Losing a pet due to a house fire can be a devastating experience. Unlike humans who instinctively run out during fires, pets look for a hiding place to protect them from the fire. As a result, every year, 500,000 pets suffer from smoke inhalation and 40,000 lose their lives in home fires, according to the American Veterinary Medical Association.
While firefighters attempt to rescue pets from a burning home, they are not always able to revive them unless they have the proper equipment -- pet oxygen masks. These specially-designed animal masks donated by Kidde Fire Safety can be used both on conscious pets that have suffered from smoke inhalation and pets that need to be resuscitated after losing consciousness from exposure to the dangerous toxic fumes.
“Pets are part of our families, so it’s important to recognize they’re vulnerable to the same fire risks as people,” said Sharon Cooksey, Kidde’s communications manager. “Every year an estimated 500,000 pets are injured by home fires, mostly through smoke inhalation. Kidde is so pleased to donate pet oxygen masks to our home state and the North Carolina Office of the State Fire Marshal to help keep every North Carolinian safe and healthy, two- and four-legged alike.”
According to the National Fire Protection Association, nearly 1,000 home fires each year are started by family pets. Practicing simple safety tips can make a big impact in protecting your family and your pet.
- Keep alarms current: Smoke and carbon monoxide alarms must be replaced after 10 years. In addition to testing alarms once each week, check the manufactured date on your smoke and carbon monoxide alarms to make sure they're current. If they're older than 10 years of age, it's time to replace them.
- Minimize smoke alarm reactions: Dogs may become unsettled or anxious when a smoke alarm sounds, running and hiding rather than heading toward the door. Kidde recommends families work with skilled, professional trainers to help their canine friends learn how to properly respond to alarms.
- Pet quantity window cling: In an emergency, first responders need to be able to quickly assess the number of pets in a home. Consider attaching a non-adhesive decal to a window near your front door to let rescuers know how many animals are inside.

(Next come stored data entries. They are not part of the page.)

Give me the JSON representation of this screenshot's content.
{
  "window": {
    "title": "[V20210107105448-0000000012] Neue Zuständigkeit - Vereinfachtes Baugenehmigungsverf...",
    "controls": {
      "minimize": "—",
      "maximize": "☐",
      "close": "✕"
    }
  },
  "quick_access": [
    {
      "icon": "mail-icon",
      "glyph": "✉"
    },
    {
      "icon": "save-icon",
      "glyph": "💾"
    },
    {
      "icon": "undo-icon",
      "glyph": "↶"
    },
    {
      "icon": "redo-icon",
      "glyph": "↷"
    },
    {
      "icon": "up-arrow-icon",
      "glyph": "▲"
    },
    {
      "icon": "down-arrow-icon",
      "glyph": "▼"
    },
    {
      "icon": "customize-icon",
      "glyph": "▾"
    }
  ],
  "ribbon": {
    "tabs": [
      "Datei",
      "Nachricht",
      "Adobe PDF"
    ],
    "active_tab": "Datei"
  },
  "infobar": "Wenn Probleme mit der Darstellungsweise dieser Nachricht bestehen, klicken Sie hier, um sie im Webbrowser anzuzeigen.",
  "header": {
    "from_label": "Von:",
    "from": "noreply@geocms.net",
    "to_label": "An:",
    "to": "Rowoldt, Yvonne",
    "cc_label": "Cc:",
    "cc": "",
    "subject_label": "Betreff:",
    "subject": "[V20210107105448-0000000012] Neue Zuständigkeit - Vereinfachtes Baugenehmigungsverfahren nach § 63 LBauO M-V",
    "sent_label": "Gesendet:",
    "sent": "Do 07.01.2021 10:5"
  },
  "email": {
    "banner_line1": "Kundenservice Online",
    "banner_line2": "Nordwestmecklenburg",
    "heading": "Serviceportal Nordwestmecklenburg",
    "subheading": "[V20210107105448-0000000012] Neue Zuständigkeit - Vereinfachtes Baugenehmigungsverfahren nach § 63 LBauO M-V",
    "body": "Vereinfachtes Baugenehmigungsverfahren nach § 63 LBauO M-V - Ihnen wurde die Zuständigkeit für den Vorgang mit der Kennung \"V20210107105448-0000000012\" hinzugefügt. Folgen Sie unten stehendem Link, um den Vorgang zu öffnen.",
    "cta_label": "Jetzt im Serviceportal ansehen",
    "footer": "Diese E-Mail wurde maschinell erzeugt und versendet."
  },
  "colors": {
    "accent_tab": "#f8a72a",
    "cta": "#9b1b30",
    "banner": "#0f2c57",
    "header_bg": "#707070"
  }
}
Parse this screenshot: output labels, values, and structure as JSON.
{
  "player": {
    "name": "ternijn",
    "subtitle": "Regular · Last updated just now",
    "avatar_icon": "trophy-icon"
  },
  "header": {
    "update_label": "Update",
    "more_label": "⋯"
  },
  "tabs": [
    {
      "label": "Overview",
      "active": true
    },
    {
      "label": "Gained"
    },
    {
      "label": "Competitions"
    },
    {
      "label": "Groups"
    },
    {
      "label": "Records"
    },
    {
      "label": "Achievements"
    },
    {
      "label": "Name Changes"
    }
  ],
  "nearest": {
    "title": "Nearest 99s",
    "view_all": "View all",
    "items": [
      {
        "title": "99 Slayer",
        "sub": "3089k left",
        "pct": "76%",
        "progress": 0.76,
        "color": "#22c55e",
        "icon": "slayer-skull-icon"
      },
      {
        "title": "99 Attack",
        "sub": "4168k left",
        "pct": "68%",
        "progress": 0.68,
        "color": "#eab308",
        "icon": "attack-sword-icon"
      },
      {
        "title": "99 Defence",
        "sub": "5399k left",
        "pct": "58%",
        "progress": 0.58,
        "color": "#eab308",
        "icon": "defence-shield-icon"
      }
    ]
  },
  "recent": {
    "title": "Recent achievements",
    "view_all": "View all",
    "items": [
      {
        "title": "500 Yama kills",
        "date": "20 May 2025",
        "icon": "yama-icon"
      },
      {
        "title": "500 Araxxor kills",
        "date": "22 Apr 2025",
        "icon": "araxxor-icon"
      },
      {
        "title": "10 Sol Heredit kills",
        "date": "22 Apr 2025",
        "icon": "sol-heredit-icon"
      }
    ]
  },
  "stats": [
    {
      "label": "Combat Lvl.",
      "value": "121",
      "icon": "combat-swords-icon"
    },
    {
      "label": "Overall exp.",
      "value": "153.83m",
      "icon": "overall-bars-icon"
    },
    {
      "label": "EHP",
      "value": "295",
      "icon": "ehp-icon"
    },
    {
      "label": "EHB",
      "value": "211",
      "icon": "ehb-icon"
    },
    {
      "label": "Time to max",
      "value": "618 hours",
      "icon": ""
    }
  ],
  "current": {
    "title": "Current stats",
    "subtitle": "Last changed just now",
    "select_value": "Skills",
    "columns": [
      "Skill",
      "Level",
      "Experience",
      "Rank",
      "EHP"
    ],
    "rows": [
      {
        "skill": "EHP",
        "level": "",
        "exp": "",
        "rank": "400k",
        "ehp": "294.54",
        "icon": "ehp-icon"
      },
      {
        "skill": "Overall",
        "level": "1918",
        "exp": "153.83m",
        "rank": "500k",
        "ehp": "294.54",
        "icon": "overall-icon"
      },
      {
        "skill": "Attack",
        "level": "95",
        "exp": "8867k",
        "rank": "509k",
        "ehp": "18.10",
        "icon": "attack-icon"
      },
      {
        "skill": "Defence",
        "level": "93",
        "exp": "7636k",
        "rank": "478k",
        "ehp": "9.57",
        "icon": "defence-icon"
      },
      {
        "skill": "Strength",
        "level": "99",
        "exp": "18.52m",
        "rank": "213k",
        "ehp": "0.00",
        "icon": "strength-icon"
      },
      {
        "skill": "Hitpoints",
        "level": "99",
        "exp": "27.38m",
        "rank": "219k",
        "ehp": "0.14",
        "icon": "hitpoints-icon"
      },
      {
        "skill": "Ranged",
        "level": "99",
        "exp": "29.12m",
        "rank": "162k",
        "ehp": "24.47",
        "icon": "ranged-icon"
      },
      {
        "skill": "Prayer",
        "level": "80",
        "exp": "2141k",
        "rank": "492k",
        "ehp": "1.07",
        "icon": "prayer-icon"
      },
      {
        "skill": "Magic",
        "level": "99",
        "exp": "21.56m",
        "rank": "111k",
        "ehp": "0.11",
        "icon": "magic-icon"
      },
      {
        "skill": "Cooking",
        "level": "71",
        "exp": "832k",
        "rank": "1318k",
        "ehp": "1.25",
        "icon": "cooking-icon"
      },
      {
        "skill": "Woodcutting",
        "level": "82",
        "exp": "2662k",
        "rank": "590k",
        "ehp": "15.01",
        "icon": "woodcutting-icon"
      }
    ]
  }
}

- Evacuation plans: Pets should always be included in a family's evacuation plan. Stay aware of their typical hiding spots and where they often nap in case you must evacuate quickly, and assign a family member to account for each pet. Keep an emergency kit with food, medication, and a leash near the exit. When you're not home, keep pets in areas near entrances where emergency responders can easily find them.
- Plan ahead: Save contact information for your veterinarian in a place where you and other family members can easily access it, such as your phone contacts or a cloud-based shared file. Research local boarding options, hotels that allow pets, and friends or family members who might take in your pet temporarily. Also, be sure your pet's microchip information is current in case you become separated in an emergency.